Naquele tempo, Jesus disse aos seus discípulos: “A vinda do Filho do Homem
será como no tempo de Noé. Pois nos dias, antes do dilúvio, todos comiam e
bebiam, casavam-se e davam-se em casamento, até o dia em que Noé entrou na
arca. E eles nada perceberam, até que veio o dilúvio e arrastou a todos.
Assim acontecerá também na vinda do Filho do Homem.

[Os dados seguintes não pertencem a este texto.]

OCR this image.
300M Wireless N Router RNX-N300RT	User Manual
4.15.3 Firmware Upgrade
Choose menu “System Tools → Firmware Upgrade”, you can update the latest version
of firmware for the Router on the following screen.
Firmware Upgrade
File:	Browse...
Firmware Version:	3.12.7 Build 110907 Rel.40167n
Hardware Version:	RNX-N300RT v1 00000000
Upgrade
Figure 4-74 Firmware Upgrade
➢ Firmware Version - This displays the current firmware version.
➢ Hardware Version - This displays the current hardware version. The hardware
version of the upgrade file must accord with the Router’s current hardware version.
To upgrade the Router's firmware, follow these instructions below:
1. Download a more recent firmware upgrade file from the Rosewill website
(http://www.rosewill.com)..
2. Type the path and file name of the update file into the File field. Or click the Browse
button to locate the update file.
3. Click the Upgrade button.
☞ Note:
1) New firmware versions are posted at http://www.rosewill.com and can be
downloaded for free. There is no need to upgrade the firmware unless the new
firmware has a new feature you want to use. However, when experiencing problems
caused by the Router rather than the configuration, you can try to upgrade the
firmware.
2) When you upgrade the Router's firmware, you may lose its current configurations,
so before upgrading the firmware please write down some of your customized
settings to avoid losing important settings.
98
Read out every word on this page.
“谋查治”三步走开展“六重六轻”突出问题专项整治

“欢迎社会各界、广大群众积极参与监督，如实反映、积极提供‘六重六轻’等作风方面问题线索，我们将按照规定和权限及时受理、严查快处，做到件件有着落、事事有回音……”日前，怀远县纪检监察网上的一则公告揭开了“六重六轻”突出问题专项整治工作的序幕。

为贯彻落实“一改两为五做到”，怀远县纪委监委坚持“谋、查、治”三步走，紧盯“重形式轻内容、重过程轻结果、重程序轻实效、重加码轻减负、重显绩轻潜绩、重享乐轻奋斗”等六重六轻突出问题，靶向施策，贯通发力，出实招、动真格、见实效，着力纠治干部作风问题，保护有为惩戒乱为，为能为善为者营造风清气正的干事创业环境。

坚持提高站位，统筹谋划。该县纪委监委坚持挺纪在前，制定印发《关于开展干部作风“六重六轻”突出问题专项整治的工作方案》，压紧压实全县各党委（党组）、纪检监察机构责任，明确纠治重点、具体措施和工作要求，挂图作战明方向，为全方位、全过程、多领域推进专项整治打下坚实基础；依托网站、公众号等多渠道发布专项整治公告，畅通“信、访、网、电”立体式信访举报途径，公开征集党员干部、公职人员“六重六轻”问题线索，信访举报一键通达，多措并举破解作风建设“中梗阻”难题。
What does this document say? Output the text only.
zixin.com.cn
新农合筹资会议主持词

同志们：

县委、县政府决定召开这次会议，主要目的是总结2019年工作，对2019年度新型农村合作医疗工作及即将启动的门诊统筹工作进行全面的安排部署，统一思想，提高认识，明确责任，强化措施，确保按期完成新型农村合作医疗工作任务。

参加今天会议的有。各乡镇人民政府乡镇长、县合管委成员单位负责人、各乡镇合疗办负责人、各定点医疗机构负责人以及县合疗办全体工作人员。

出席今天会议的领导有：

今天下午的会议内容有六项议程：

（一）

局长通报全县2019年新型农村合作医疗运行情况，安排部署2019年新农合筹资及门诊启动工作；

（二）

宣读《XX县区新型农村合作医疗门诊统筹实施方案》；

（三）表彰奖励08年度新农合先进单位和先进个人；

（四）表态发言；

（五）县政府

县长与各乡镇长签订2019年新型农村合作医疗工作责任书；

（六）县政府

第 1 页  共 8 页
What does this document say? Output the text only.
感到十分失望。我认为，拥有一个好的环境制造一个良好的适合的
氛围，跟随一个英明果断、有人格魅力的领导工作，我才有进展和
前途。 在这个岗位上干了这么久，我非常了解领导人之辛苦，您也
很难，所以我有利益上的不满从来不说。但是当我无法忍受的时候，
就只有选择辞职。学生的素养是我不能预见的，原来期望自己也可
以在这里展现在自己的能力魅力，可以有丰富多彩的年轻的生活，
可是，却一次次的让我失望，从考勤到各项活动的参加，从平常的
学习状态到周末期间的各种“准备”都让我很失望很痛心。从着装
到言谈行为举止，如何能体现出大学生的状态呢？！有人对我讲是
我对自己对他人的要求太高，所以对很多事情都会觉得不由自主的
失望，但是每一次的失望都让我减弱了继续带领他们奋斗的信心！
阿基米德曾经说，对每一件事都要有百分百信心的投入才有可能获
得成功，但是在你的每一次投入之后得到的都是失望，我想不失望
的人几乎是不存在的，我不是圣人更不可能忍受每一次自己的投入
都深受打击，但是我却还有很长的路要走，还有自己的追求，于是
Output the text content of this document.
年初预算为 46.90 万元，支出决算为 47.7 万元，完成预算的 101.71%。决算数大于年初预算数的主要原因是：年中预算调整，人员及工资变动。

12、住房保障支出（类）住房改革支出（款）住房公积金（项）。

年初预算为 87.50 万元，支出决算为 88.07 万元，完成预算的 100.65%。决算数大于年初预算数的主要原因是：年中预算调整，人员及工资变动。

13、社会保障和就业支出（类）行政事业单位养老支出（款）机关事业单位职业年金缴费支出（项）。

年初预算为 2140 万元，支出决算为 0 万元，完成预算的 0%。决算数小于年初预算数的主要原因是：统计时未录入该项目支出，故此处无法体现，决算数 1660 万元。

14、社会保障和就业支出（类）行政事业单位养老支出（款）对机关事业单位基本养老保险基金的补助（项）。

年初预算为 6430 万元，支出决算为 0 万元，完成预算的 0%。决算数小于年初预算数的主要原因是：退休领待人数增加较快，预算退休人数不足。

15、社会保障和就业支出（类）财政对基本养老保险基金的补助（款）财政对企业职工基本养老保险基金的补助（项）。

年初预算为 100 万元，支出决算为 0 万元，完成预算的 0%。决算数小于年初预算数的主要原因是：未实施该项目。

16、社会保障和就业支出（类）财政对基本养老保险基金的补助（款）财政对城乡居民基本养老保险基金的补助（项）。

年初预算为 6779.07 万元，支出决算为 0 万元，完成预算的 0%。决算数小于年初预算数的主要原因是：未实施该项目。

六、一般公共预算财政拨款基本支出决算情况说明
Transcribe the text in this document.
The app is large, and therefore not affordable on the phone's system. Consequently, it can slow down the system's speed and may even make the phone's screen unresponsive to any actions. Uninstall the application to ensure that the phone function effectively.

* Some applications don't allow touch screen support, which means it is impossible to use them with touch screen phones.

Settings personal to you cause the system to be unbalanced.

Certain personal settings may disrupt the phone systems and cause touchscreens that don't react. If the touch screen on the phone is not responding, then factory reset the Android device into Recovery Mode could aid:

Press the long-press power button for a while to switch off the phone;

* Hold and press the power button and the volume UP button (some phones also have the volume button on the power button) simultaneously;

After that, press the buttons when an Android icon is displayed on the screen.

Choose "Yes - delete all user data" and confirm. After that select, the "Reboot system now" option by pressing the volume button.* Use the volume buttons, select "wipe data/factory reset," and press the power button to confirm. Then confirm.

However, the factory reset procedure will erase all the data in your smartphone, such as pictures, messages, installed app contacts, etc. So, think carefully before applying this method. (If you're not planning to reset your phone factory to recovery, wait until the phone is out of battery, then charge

Dois homens estarão trabalhando no campo: um será levado e o
outro será deixado. Duas mulheres estarão moendo no moinho: uma será levada
e a outra será deixada.
Portanto, ficai atentos, porque não sabeis em que dia virá o
Senhor.
Compreendei bem isto: se o dono da casa soubesse a que horas
viria o ladrão, certamente vigiaria e não deixaria que a sua casa fosse
arrombada.
Por isso, também vós ficai preparados! Porque, na hora em
que menos pensais, o Filho do Homem virá”.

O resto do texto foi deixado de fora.